La DGFiP anticipe déjà cette trajectoire dans la conception technique de Chorus Pro. Les normes AFNOR FE (XP Z12-012, Z12-013, Z12-014) publiées pour encadrer la réforme française s’inscrivent dans cette logique d’alignement progressif avec la directive ViDA, prévue entre 2028 et 2030.
Pour une collectivité ou un établissement public, la conséquence pratique est simple : les choix techniques faits aujourd’hui doivent tenir compte de cette convergence européenne.
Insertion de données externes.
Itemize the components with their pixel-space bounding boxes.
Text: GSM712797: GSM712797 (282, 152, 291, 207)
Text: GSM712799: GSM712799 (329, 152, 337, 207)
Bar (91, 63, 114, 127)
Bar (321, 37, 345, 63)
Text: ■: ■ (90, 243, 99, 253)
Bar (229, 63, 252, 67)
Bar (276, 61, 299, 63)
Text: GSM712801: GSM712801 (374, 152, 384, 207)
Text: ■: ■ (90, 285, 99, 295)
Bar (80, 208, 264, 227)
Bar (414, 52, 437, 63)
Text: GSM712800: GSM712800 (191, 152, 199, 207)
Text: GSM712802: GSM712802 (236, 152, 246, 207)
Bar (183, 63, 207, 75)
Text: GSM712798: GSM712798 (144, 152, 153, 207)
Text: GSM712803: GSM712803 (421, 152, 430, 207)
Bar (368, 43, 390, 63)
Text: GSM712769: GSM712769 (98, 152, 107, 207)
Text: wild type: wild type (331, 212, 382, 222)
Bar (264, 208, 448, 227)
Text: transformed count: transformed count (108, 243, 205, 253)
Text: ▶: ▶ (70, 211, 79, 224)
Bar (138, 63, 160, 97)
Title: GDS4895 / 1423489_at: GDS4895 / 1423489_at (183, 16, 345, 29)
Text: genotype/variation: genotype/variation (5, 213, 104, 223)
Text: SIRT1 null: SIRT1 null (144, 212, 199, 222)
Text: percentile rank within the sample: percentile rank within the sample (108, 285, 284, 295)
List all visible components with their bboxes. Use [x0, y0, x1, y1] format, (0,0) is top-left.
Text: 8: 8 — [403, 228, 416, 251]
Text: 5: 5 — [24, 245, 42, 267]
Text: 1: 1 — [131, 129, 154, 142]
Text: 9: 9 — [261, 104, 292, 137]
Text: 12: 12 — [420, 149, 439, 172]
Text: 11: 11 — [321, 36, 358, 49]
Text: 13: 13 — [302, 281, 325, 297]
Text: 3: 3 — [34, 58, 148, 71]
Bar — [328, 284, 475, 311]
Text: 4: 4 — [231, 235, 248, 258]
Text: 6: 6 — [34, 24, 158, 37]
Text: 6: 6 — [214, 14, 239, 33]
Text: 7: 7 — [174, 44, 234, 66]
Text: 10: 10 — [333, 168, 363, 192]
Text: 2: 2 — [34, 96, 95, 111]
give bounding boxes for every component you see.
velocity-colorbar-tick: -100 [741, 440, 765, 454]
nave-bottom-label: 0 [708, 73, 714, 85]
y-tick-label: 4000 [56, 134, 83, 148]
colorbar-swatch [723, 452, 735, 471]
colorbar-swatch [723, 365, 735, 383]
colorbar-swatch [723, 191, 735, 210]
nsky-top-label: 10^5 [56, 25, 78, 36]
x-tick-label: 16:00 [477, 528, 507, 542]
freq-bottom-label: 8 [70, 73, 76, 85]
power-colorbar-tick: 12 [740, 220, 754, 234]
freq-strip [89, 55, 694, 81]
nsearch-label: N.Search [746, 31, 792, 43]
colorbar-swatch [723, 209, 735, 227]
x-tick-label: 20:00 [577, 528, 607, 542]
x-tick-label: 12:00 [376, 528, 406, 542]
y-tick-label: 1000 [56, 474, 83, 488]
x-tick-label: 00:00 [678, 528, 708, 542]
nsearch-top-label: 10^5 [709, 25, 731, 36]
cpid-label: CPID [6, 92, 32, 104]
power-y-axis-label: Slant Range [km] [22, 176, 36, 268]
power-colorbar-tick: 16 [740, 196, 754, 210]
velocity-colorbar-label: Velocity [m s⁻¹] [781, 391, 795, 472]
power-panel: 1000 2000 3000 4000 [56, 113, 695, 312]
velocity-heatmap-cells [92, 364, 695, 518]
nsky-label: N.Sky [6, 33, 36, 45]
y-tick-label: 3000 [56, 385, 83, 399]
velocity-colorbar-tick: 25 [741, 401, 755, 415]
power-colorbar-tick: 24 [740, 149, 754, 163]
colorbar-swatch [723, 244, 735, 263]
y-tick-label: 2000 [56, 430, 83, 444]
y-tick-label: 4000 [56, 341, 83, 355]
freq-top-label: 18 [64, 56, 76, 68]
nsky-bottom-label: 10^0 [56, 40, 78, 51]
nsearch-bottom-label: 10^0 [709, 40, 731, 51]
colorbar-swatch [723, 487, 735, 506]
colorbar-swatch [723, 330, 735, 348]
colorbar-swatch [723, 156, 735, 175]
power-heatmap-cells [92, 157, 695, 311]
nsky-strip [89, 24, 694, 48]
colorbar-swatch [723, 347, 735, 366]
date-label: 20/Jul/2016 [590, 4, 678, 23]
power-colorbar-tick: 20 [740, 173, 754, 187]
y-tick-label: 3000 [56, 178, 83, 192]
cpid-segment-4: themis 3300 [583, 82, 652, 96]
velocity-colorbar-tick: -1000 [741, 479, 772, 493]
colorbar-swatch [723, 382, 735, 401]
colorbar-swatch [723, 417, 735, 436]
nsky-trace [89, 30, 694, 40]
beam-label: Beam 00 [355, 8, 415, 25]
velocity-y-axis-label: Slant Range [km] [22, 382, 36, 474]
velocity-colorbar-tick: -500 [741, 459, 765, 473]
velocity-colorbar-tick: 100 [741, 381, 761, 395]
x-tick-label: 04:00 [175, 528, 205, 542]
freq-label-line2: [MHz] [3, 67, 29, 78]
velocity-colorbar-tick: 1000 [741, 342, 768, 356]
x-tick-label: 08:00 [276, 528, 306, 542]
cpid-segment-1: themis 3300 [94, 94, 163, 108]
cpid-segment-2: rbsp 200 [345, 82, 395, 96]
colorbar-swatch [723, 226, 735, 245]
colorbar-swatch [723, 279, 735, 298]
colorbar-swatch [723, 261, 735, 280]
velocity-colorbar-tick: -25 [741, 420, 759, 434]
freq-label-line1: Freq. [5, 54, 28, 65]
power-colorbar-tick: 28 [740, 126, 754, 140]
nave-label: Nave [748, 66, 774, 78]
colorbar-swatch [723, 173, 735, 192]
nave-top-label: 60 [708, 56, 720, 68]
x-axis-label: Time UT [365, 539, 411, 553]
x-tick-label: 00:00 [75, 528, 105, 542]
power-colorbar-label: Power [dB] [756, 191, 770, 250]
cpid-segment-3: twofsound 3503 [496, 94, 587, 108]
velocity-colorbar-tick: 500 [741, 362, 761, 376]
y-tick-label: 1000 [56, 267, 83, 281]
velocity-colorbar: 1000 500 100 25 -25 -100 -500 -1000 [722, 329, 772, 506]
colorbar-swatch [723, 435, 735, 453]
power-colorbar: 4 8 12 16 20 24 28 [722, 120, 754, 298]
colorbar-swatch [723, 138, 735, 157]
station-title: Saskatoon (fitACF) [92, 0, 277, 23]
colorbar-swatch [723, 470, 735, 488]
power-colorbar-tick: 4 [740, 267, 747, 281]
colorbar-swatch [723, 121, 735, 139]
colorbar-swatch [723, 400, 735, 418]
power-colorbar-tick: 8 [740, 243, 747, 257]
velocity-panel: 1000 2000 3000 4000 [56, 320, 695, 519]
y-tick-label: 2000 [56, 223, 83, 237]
Adopter un format ou un outil qui ne respecte pas EN 16931, c’est s’exposer à une deuxième migration dans moins de trois ans.
Préparer la conformité Chorus Pro sans improviser
Le piège classique consiste à considérer la réforme comme un simple changement de format de fichier. En réalité, c’est toute la chaîne comptable qui est concernée : référentiels fournisseurs, codes services, circuits de validation, archivage légal.
Les entités publiques qui s’en sortent le mieux sont celles qui ont audité leurs flux existants sur Chorus Pro avant l’échéance. Identifier les factures rejetées, comprendre les motifs de rejet, corriger les données sources dans le logiciel de gestion financière : ce travail préparatoire absorbe la majorité de l’effort.
La phase pédagogique annoncée par la DGFiP ne durera pas indéfiniment. Une collectivité qui atteint septembre 2026 avec un taux d’anomalies stable et bas passera la transition sans rupture. Celle qui découvre ses erreurs de paramétrage après l’activation des contrôles renforcés perdra du temps et de la trésorerie sur des factures bloquées.